Jun 23, 2010 20:51 GMT  ·  By

There was never a man in the West as capable with a weapon as Marston, the protagonist of Red Dead Redemption. Those who are interested in the setting are accustomed to seeing gunslingers who have the sight of eagles and the speed of wild cats, able to draw before their enemy and shoot guns out of hands, hats of heads or buckles of belts.

But none of them can come close to the feats that John Marston, with his Dead Eye ability, which actually puts the player in a sort of bullet time where they can take the time in order to put a well placed shot where they want it or in order to put a bullet in more than one enemy as quickly as possible.

Dead Eye is rarely a necessity to progress but allows for some of the most Western-like battles of Red Dead Redemption. The game even provides some weapons, like the Mauser pistol (how did that one arrive in the early XX United States?) and the Winchester Repeater, the most iconic weapon of the setting, that work so well with the special ability that gamers might actually get to play Red Dead Redemption more like Max Payne, constantly going in and out of bullet time, rather than like flowing in a real-time run and gun kind of shooter. It's useful in terms of taking out enemies but it can detract from the immersion and the feeling that the game works so hard to transmit.

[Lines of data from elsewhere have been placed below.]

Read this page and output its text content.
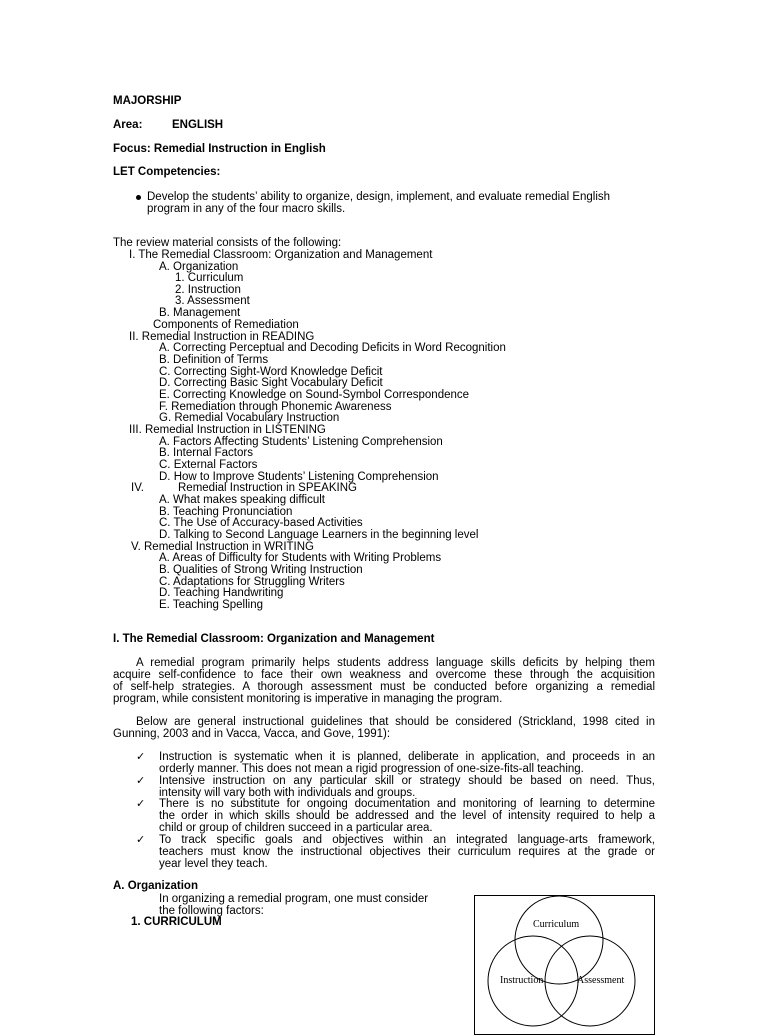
MAJORSHIP
Area:	ENGLISH
Focus: Remedial Instruction in English
LET Competencies:
Develop the students’ ability to organize, design, implement, and evaluate remedial English
program in any of the four macro skills.
The review material consists of the following:
I. The Remedial Classroom: Organization and Management
A. Organization
1. Curriculum
2. Instruction
3. Assessment
B. Management
Components of Remediation
II. Remedial Instruction in READING
A. Correcting Perceptual and Decoding Deficits in Word Recognition
B. Definition of Terms
C. Correcting Sight-Word Knowledge Deficit
D. Correcting Basic Sight Vocabulary Deficit
E. Correcting Knowledge on Sound-Symbol Correspondence
F. Remediation through Phonemic Awareness
G. Remedial Vocabulary Instruction
III. Remedial Instruction in LISTENING
A. Factors Affecting Students’ Listening Comprehension
B. Internal Factors
C. External Factors
D. How to Improve Students’ Listening Comprehension
IV.	Remedial Instruction in SPEAKING
A. What makes speaking difficult
B. Teaching Pronunciation
C. The Use of Accuracy-based Activities
D. Talking to Second Language Learners in the beginning level
V. Remedial Instruction in WRITING
A. Areas of Difficulty for Students with Writing Problems
B. Qualities of Strong Writing Instruction
C. Adaptations for Struggling Writers
D. Teaching Handwriting
E. Teaching Spelling
I. The Remedial Classroom: Organization and Management
A remedial program primarily helps students address language skills deficits by helping them
acquire self-confidence to face their own weakness and overcome these through the acquisition
of self-help strategies. A thorough assessment must be conducted before organizing a remedial
program, while consistent monitoring is imperative in managing the program.
Below are general instructional guidelines that should be considered (Strickland, 1998 cited in
Gunning, 2003 and in Vacca, Vacca, and Gove, 1991):
✓ Instruction is systematic when it is planned, deliberate in application, and proceeds in an
orderly manner. This does not mean a rigid progression of one-size-fits-all teaching.
✓ Intensive instruction on any particular skill or strategy should be based on need. Thus,
intensity will vary both with individuals and groups.
✓ There is no substitute for ongoing documentation and monitoring of learning to determine
the order in which skills should be addressed and the level of intensity required to help a
child or group of children succeed in a particular area.
✓ To track specific goals and objectives within an integrated language-arts framework,
teachers must know the instructional objectives their curriculum requires at the grade or
year level they teach.
A. Organization
In organizing a remedial program, one must consider
the following factors:
1. CURRICULUM	Curriculum
Instruction	Assessment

The developers at Rockstar managed to craft a world that is believable and coherent, and further limiting the Dead Eye sequences for the player would have gone a long way towards making it more attractive.

It would have been interesting to link the bullet time to the injuries the player sustained, a good indication of how well they were doing in any battle. Another option would have been to tie it to the weapons, making the best confer less bullet time, as a balancing mechanism. As it is now, Dead Eye is just a world-breaking way of solving any tough fire fight in Read Dead Redemption.